-
Notifications
You must be signed in to change notification settings - Fork 32
Tutorial
This tutorial will guide you through preparing a workflow to take in downloaded CMIP5 sea surface temperature data and output plots of the Niño 3.4 index. The tutorial workflow uses processing scripts from the collection that can be accessed at the CWSLab climate tools repository.
This tutorial assumes that you have connected to the CWSLab virtual machine and performed the first three steps in the Getting Started section.
You can use this system to create a file location and structure of your choosing. However, for this tutorial we will use the default data structure based on the CMIP5 data reference syntax and path /short/$PROJECT/$USER/
where $USER is your username and $PROJECT your NCI project code.
The first step is to set up the input dataset. For this case, we are starting with CMIP5 data from the NCI downloaded archive. In the module select area, select the CMIP5
module (found under DataSets\GCM
in the Climate and Weather Science Laboratory
package) and drag it onto the workspace. You can select the modules easily by typing its name into the module select box. This module represents the entire collection of downloaded CMIP5 data at NCI.
As the workflow stands, this dataset will include the entire CMIP5 archive! We need to add constraints to restrict the number of files down to a more reasonable level. Do this using the Constraint Builder
module. This module adds restrictions to a dataset so it only includes the data that you require.
Select the Constraint Builder
from the Modules panel and drag it to the work space. Connect its output to the input of the CMIP5
module. To add constraints, you will need to type into the constraint_string
box with the Constraint Builder
selected. For a first example, we will restrict our Dataset to monthly 'tos' (temperature at ocean surface) data from the 'inmcm4' model, experiments 'rcp45' and 'rcp85'. These constraints can be added by typing the following string into the constraint_string
box:
experiment = rcp85, rcp45 ; variable = tos ; model = inmcm4 ; frequency = mon
The name of the attribute you want to constrain is followed by an equal sign then a list of values that the constraint can take, separated by commas. Different constraints are separated by a semicolon. If you do not want to restrict the values that a constraint can take then leave it out of the string completely.
###Step 2: Add an operation to the workflow: Create Python CDAT Catalogue Files
We have now created our input Dataset, the next step is to begin running processing tasks on it.
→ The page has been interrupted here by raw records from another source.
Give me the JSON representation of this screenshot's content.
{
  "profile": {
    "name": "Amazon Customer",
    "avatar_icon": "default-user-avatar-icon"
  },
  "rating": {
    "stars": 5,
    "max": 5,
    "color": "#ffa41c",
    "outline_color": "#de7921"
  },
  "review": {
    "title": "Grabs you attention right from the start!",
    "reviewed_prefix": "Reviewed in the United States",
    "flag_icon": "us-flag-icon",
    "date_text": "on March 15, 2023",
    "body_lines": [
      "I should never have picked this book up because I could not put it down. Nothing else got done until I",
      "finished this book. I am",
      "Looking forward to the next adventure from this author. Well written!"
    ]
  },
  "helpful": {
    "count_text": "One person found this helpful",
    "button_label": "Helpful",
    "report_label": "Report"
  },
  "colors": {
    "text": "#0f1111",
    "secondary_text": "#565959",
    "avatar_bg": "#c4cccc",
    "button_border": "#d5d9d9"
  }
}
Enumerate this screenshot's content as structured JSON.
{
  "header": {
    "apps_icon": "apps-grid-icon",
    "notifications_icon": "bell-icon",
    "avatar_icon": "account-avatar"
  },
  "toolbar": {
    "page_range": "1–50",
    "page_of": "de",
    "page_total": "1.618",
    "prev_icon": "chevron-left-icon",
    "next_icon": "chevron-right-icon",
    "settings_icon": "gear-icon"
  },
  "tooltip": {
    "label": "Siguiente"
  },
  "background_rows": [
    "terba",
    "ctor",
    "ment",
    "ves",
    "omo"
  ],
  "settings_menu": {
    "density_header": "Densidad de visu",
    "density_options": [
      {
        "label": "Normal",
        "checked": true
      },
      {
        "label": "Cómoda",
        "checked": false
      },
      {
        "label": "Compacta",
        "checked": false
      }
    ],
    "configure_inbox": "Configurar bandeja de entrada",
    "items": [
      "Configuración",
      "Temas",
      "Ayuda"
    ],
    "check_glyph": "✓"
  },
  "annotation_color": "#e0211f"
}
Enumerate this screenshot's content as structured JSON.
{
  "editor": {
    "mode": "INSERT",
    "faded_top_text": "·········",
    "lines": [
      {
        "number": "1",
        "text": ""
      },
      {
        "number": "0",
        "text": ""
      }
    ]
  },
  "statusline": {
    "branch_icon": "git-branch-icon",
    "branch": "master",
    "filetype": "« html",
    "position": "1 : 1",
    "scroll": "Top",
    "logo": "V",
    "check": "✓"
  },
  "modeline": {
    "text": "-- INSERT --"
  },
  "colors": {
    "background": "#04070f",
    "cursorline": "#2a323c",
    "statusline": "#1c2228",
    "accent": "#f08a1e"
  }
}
Downloaded CMIP5 data is usually split into separate files for different time slices. In our example workflow, we now need to join these individual downloaded netCDF files into a single catalogue for each 'model run'. Once we perform this operation we will have two catalogue files: one for the rcp85
experiment and one for the rcp45
experiment.
In this workflow we use a module called Merge Timeseries
, which uses the Python CDAT library to create a single-file catalogue of these files. This module can be found under the Aggregation
group in the Climate and Weather Science Laboratory
package, or again by typing its name into the module search box.
Add the Merge Timeseries
module to your workflow and connect it to the output of the CMIP5
module. Your workflow should look similar to this:
The workflow is now in a state that it can be run.
The next step is to add the remaining modules to the workflow. To the output of the Merge Timeseries
add a Crop
module. This module selects data between two timepoints and/or lat/lon limits.
When you drag the Crop
into the workflow you will notice that it has multiple input ports, unlike the modules you have used so far. This is because this module requires extra input from the user; a timeend
string, and a timestart
string; and lat/lon limits 'latnorth', 'latsouth', 'loneast', 'lonwest'. These parameters require input - they set the time bounds of the aggregation. In the attached screenshot I have set the aggregation to begin at 2060 and end at 2080.
To complete the workflow, add a Nino3.4
module to the output of the netCDF from CDML
. Then add a Plot Timeseries
module. This module requires you to enter a variable name to be plotted, for this workflow the variable needs to be set as tos
. Finally, add an Image Viewer
module. These modules calculate the Niño 3.4 index from the input, plot the result and then diplay results in the Vistrails Spreadsheet Module. Your completed workflow should look much like this:
Click on the 'Execute' button and the workflow will execute, one module at a time. You can simulate the workflow before running it by changing the simulate_execution
setting in your user configuration. If you have started VisTrails from a command line then any error or info messages will appear in the terminal. If a step in the workflow fails the module will turn red.
Now you can experiment by changing some parameters in the workflow. Try including other models like ACCESS1-0
or MIROC5
by adding them to the Constraint Builder
, or altering the year_start
and year_end
strings in the netCDF from CDML.
You can also check the metadata in the output netCDF files. If you run ncdump -h
on one of the Niño 3.4 output files (they will be found at a path like /short/$PROJECT/$USER/CMIP5/GCM/native/INM/inmcm4/rcp85/mon/ocean/tos/r1i1p1/tos_Omon_inmcm4_rcp85_r1i1p1_2060-2080_nino34_native.nc
). You should see a vistrails_history
metadata attribute with a record of the workflow and scripts run on that file, with their git versions if available.